Phase 2: ARM Credit Crunch
- The increase in mortgage debt, particularly in the subprime market since 2000, was fueled by Adjustable Rate Mortgages (ARMs) and Interest-Only Mortgages. These were manageable during the bubble due to the ability to refinance with low rates as debt-to-equity ratios decreased with rising home prices.
- However, when the housing bubble burst, debt-to-equity ratios sharply increased, preventing borrowers from refinancing. As ARM terms ended, borrowers faced higher monthly payments they couldn't afford, leading to a surge in delinquencies and foreclosures. As borrowers faced higher monthly payments as ARM terms ended and were unable to refinance, delinquencies and foreclosures more than doubled.
Phase 3: The Collapse of the Asset-Backed Securities (ABS) Market
- The mortgages that underpinned Asset-Backed Securities (ABS) lost value due to rising non-payment and foreclosure rates. Consequently, the prices of these ABS sharply declined. Any ABS rated below AAA became almost worthless. And even AAA ABS financial products experienced a 60% reduction in value.
- Banks held significant amounts of these ABS on their balance sheets, often financed with short-term funding. As the value of these assets plummeted, it created a severe credit crunch. Given the prevalence of these products on balance sheets financed with short-term funding, all major bank risks coalesced in rapid sequence.
- The rush to sell ABS securities (i.e. a fire sale) was exacerbated due to the lack of due diligence in underwriting standards, by credit agencies, and by those purchasing the Asset Backed Securities. There was not a clear understanding of what risk exposure existed within ABS products, even those rated AAA.
- Even ABS with low-risk profiles became worthless on the secondary market, hindering banks' liquidity despite the underlying mortgages still generating reasonable returns.
Phase 4: The Spread of Contagion and Bank Failure
- Freddie Mac's warning and New Century Financial's failure (2007) Freddie Mac indicated the higher-than-perceived risk of subprime ABS, and New Century Financial, a leading subprime lender, filed for bankruptcy. This caused a panic in the ABS market.
- Northern Rock's failure (February 2008):The failure of a major UK bank highlighted the global nature of the crisis and continued stress in the financial sector.
- Bear Stearns' acquisition (March 2008) JPMorgan Chase acquired Bear Stearns, indicating escalating stress and the potential for further contagion, though this intervention provided some control.
- IndyMac's failure (July 2008) The failure of IndyMac, a $30 billion thrift, due in part to a bank run, illustrated the accelerating speed at which contagion was occurring.
- Fannie Mae and Freddie Mac conservatorship (September 2008) The government placed these organizations into conservatorship, further devaluing mortgage-backed assets due to the strong negative signal this represented.

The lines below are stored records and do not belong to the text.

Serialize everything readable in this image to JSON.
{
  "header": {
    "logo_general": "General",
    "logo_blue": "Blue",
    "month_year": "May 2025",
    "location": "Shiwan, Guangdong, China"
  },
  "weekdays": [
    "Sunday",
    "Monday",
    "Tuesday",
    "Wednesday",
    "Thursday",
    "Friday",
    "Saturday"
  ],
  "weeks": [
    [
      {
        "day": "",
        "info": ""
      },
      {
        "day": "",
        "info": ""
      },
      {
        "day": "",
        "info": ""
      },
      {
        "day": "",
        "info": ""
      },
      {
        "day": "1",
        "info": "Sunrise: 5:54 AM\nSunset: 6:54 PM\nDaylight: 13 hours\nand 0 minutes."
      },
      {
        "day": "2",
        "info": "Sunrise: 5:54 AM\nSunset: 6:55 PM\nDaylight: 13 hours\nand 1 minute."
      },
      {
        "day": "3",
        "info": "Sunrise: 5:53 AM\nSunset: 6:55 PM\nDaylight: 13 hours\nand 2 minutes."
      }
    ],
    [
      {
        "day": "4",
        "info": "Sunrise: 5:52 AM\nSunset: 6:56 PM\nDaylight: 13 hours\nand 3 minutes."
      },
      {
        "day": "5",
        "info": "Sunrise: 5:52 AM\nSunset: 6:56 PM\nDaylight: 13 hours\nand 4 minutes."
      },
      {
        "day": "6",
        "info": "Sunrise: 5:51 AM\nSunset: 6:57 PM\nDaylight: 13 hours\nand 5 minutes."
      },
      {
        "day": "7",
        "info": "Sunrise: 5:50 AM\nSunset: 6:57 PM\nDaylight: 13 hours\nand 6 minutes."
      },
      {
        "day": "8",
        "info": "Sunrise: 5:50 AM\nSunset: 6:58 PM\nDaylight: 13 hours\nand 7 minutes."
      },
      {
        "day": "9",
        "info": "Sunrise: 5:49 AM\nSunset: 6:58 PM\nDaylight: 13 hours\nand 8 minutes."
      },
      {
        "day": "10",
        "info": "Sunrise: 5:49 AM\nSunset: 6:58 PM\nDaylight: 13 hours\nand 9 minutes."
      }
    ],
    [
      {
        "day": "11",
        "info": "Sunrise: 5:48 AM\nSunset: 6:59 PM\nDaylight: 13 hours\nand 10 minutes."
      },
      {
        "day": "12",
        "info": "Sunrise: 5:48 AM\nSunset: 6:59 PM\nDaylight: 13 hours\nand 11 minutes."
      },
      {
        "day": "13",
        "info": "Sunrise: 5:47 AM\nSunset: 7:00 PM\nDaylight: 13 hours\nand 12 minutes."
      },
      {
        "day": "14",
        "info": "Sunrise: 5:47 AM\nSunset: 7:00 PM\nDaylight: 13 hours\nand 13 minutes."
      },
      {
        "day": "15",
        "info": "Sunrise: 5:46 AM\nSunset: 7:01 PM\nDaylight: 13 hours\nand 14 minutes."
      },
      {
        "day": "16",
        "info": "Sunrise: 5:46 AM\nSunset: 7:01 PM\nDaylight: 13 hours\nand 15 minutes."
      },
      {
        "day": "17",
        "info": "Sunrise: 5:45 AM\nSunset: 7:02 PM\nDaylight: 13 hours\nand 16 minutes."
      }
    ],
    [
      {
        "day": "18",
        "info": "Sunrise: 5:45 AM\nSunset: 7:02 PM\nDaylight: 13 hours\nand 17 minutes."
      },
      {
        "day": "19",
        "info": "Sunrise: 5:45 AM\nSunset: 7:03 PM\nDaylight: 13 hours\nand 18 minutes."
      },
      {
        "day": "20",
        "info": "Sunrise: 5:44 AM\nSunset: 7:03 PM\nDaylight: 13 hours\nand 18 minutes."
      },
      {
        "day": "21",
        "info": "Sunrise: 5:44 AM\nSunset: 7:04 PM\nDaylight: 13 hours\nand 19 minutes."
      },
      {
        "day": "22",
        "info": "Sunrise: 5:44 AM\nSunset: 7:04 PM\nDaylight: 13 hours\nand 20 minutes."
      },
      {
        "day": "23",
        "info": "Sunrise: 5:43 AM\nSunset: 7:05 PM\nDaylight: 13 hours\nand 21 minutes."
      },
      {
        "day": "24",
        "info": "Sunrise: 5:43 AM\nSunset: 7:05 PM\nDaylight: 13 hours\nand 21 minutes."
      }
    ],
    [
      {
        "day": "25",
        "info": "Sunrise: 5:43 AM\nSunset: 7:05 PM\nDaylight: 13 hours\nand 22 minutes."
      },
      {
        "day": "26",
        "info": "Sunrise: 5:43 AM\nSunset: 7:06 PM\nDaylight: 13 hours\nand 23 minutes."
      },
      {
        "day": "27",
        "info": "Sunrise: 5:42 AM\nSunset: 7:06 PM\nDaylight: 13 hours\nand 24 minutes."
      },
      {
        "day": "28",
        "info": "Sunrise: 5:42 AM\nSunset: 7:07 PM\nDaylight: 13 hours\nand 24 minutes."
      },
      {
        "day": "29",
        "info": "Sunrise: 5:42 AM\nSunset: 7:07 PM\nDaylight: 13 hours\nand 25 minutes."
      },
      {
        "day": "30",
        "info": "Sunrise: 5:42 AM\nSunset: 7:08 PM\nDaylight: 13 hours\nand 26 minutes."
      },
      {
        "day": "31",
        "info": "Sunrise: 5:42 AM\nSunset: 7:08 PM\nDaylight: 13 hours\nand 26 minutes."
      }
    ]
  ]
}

- Lehman Brothers' bankruptcy (September 2008) Lehman's sudden failure, heavily exposed to ABS risk and deeply interconnected with other financial institutions, brought the global financial system to the brink of collapse.
- AIG's near failure (September 2008) As AIG had insured many of Lehman's losses, its inability to pay back claims threatened to trigger a complete meltdown of the financial system. Had they failed, every bank with risk hedged by AIG would suddenly have significantly larger amounts of risk on their books.